Von SledgeHammer am 16.09.2011 12:14

Hallo,
die Werte habe ich mit dem Ohmschen gesetz berechnet.
http://www.tubeland.de/phasenumkehr.htm
hier, wenn du es selbst sehen willst.

wenn nicht nach dem Ohmschen Gesetz, wie sonst? Man kann Vorwiderstände nur mit R = Spannungsdifferenz / Strom
berechnen.
Ob die Röhre für HF oder nicht ausgelegt ist, ist doch eigentlich egal, niedrigere Frequenzen sind auf jeden fall zu schaffen.
es soll auch kein HiFi-Gerät werden. Es soll als Prüfungsersatz in Vertiefungskurs Technik von meinem Cousin gebaut werden. Die 3 verwendeten Röhren lagen halt bei mir noch so rum.
Ich bin belehrbar. wenn du eine bessere Formel als das Ohmsche Gesetz weißt, dann poste es bitte.
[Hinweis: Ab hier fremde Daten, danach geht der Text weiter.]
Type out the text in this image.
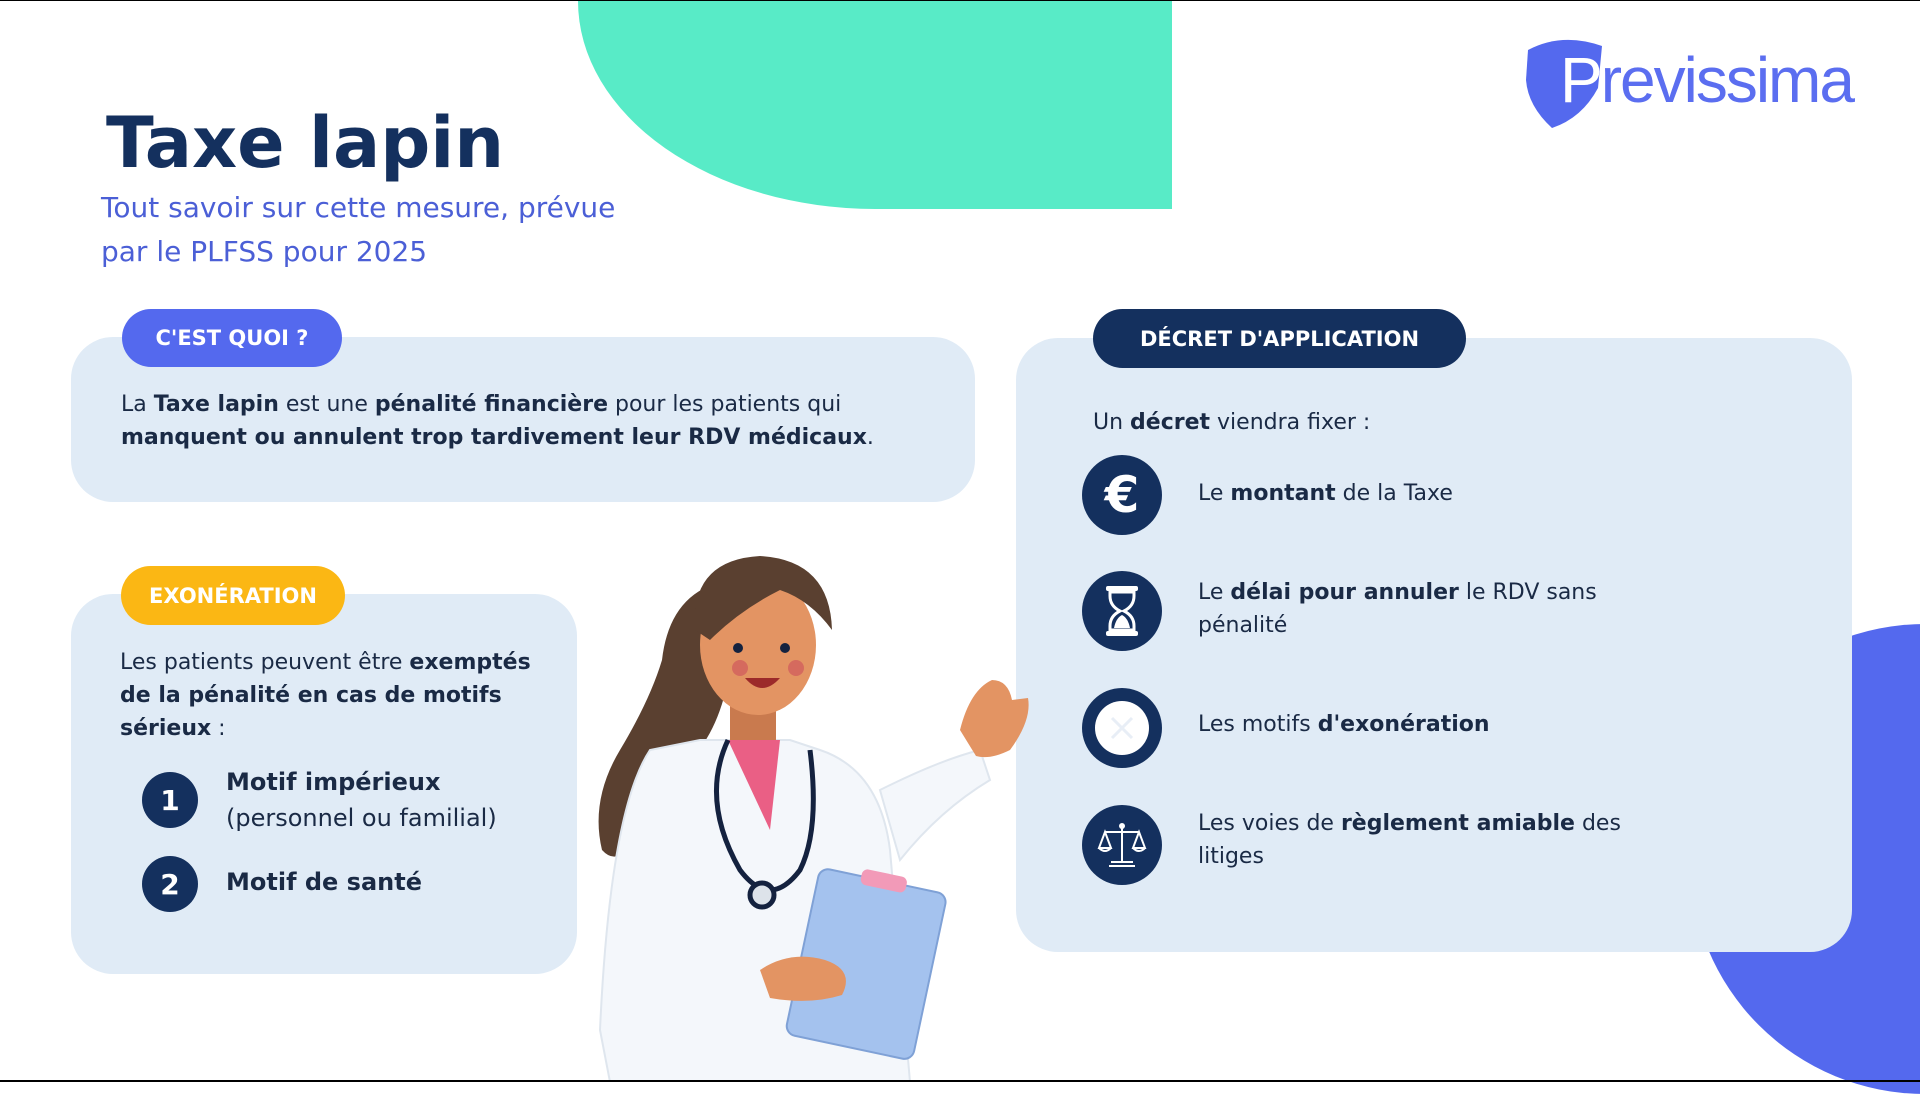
Previssima
Taxe lapin

Tout savoir sur cette mesure, prévue par le PLFSS pour 2025

C'EST QUOI ?

La Taxe lapin est une pénalité financière pour les patients qui manquent ou annulent trop tardivement leur RDV médicaux.

EXONÉRATION

Les patients peuvent être exemptés de la pénalité en cas de motifs sérieux :

1
Motif impérieux
(personnel ou familial)
2	Motif de santé
DÉCRET D'APPLICATION

Un décret viendra fixer :

€	Le montant de la Taxe
Le délai pour annuler le RDV sans pénalité
Les motifs d'exonération
Les voies de règlement amiable des litiges
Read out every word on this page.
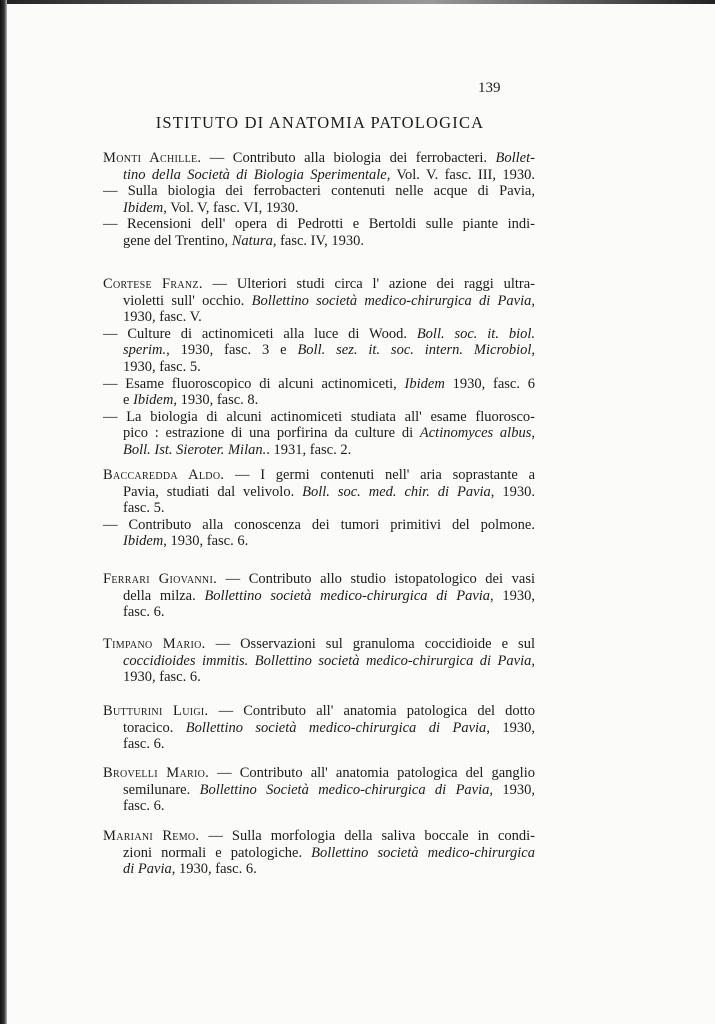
139
ISTITUTO DI ANATOMIA PATOLOGICA
Monti Achille. — Contributo alla biologia dei ferrobacteri. Bollet-
tino della Società di Biologia Sperimentale, Vol. V. fasc. III, 1930.
— Sulla biologia dei ferrobacteri contenuti nelle acque di Pavia,
Ibidem, Vol. V, fasc. VI, 1930.
— Recensioni dell' opera di Pedrotti e Bertoldi sulle piante indi-
gene del Trentino, Natura, fasc. IV, 1930.
Cortese Franz. — Ulteriori studi circa l' azione dei raggi ultra-
violetti sull' occhio. Bollettino società medico-chirurgica di Pavia,
1930, fasc. V.
— Culture di actinomiceti alla luce di Wood. Boll. soc. it. biol.
sperim., 1930, fasc. 3 e Boll. sez. it. soc. intern. Microbiol,
1930, fasc. 5.
— Esame fluoroscopico di alcuni actinomiceti, Ibidem 1930, fasc. 6
e Ibidem, 1930, fasc. 8.
— La biologia di alcuni actinomiceti studiata all' esame fluorosco-
pico : estrazione di una porfirina da culture di Actinomyces albus,
Boll. Ist. Sieroter. Milan.. 1931, fasc. 2.
Baccaredda Aldo. — I germi contenuti nell' aria soprastante a
Pavia, studiati dal velivolo. Boll. soc. med. chir. di Pavia, 1930.
fasc. 5.
— Contributo alla conoscenza dei tumori primitivi del polmone.
Ibidem, 1930, fasc. 6.
Ferrari Giovanni. — Contributo allo studio istopatologico dei vasi
della milza. Bollettino società medico-chirurgica di Pavia, 1930,
fasc. 6.
Timpano Mario. — Osservazioni sul granuloma coccidioide e sul
coccidioides immitis. Bollettino società medico-chirurgica di Pavia,
1930, fasc. 6.
Butturini Luigi. — Contributo all' anatomia patologica del dotto
toracico. Bollettino società medico-chirurgica di Pavia, 1930,
fasc. 6.
Brovelli Mario. — Contributo all' anatomia patologica del ganglio
semilunare. Bollettino Società medico-chirurgica di Pavia, 1930,
fasc. 6.
Mariani Remo. — Sulla morfologia della saliva boccale in condi-
zioni normali e patologiche. Bollettino società medico-chirurgica
di Pavia, 1930, fasc. 6.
Von derguteweka am 16.09.2011 18:16

Moin,

SledgeHammer hat folgendes geschrieben:
Hallo,
die Werte habe ich mit dem Ohmschen gesetz berechnet.
http://www.tubeland.de/phasenumkehr.htm
hier, wenn du es selbst sehen willst.

Was willste von mir hoeren? Das ich sag' - ooohhhh, ja wenn das so ist, dann muss es ja doch funktionieren? Oder was? Da du dein Gesamtkunstwerk ja nicht nur hier in diesem Forum veroeffentlicht hast, wirst du ja auch gemerkt haben, dass ich nicht der Einzige bin, der ueber diese komische Schaltung stolpert...
Im roten, Kleingedruckten auf deiner Referenzseite steht doch - wenn auch mit interessanter Rechtschreibung - genau drinnen, was ich vermutet habe. Mit anderen Worten: "Hier kann Muell stehen, wers nicht selbst rausfindet, hat halt Pech gehabt".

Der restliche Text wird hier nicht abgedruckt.